Family Service Plans are documents that result from a process of working with families to help parents determine specialized developmental needs of young children. These children usually range in age from birth to three years of age.
Many benefits to the family can be realized with a strong Family Service plan including:
- An established method of talking about and reporting a particular child’s developing needs within both his or her immediate and extended families.
- A focus-based program that can pinpoint the most critical goals of each family, which can include a written plan that provides a blueprint for the next six to twelve months.
- A plan that incorporates both suggestions and ideas from multiple trained professionals as well individual family members.
- Access to community programs that can support the family from an educational or medical standpoint as well as an entrance point to many other disciplines such as occupational and speech therapy, health and nutrition, education and child development.
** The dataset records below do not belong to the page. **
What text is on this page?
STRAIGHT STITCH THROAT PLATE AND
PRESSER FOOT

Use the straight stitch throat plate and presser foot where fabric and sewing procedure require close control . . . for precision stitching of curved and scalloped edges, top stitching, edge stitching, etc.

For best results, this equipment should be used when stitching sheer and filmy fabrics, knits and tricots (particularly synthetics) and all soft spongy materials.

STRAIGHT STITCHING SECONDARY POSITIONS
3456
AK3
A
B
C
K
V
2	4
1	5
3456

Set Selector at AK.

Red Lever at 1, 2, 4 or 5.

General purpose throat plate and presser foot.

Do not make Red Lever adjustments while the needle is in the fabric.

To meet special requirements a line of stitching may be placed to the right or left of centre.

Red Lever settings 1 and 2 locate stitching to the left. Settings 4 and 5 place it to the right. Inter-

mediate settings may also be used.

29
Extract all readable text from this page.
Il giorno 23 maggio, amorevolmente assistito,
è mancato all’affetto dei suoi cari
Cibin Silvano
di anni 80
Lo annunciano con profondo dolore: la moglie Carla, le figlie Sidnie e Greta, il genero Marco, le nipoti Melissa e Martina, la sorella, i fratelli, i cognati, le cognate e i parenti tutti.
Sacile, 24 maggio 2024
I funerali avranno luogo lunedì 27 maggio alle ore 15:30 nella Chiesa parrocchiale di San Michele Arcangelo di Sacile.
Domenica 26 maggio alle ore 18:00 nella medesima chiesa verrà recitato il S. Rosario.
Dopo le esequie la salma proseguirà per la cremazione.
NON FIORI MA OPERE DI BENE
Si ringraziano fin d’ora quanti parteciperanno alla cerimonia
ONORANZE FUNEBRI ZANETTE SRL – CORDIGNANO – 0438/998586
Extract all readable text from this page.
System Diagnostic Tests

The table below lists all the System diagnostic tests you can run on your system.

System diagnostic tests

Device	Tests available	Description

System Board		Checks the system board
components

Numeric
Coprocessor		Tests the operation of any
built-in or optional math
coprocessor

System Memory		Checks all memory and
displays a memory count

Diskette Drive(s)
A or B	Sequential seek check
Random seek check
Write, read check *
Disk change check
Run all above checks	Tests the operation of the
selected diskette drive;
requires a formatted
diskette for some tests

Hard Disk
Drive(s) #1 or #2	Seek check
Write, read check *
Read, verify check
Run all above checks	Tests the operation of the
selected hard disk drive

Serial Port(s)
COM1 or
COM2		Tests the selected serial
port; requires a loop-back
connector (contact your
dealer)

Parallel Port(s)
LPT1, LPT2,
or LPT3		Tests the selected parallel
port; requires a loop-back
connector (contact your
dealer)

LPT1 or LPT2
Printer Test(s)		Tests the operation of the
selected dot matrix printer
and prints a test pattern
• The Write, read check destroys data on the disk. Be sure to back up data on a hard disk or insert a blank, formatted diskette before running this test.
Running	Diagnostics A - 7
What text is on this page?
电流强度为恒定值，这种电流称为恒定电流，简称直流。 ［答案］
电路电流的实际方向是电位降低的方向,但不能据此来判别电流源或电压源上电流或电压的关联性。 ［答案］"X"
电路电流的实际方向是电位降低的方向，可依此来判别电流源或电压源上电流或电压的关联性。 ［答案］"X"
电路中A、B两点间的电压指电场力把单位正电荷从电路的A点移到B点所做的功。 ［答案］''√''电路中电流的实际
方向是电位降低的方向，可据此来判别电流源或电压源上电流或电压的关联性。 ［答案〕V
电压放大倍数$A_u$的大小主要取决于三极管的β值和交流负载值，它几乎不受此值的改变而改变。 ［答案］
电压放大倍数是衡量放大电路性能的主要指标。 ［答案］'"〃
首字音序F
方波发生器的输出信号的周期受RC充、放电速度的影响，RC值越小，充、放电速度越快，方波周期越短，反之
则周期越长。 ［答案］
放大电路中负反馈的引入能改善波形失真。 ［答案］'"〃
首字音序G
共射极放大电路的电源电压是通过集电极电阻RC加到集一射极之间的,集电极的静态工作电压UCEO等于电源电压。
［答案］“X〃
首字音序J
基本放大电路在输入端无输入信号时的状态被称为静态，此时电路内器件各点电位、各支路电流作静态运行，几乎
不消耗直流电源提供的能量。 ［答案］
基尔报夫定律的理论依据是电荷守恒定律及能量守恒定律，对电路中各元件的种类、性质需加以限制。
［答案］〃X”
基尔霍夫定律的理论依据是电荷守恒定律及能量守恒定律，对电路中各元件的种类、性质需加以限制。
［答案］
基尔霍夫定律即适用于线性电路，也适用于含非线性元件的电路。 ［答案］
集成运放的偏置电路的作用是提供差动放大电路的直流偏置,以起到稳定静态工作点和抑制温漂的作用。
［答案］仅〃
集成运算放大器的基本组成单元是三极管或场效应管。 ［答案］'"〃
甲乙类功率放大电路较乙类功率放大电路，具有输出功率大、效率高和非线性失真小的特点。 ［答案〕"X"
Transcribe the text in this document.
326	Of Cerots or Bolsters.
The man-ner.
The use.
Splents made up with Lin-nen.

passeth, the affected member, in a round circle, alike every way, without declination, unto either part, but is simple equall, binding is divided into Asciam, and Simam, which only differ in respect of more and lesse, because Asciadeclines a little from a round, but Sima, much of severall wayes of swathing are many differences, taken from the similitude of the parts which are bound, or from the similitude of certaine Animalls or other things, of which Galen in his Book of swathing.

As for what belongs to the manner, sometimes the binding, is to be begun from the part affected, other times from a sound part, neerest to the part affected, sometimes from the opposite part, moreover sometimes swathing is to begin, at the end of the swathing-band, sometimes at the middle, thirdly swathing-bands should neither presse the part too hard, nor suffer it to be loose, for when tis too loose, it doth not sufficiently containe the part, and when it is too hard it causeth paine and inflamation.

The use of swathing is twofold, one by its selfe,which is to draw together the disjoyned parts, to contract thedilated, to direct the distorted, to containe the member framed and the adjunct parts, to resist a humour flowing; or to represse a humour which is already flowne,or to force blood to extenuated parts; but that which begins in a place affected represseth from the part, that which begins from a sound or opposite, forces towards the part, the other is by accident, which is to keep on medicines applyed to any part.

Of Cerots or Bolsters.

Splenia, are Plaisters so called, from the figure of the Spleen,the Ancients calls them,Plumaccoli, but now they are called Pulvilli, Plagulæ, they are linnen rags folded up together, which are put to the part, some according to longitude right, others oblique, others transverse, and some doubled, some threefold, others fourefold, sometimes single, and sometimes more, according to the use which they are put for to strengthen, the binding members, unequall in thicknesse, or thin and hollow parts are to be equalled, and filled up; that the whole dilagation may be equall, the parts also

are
The typical components of a Family Service Plan may include:
- Involved Parties. A Family Service Plan will list a coordinator as well as other professionals who will be providing services. In some cases, the individuals responsible for paying the bills will also be listed.
- Present Functional Levels. By outlining a child’s current level of functioning, a Family Service Plan can be individualized and goal-oriented. Information may include medication conditions, cognitive assessments and communication skills.
- Family Background. The family’s goals and priorities are taken seriously in formulating a Family Service plan. Concerns and input about the child’s strengths and weaknesses will be taken into account.
- Services and Outcomes. Both the recommended specific services, including frequency and duration, as well as a outcome-based goals will be included in the Family Service Plan. Goals should be short-term and measurable and will likely change as the child develops.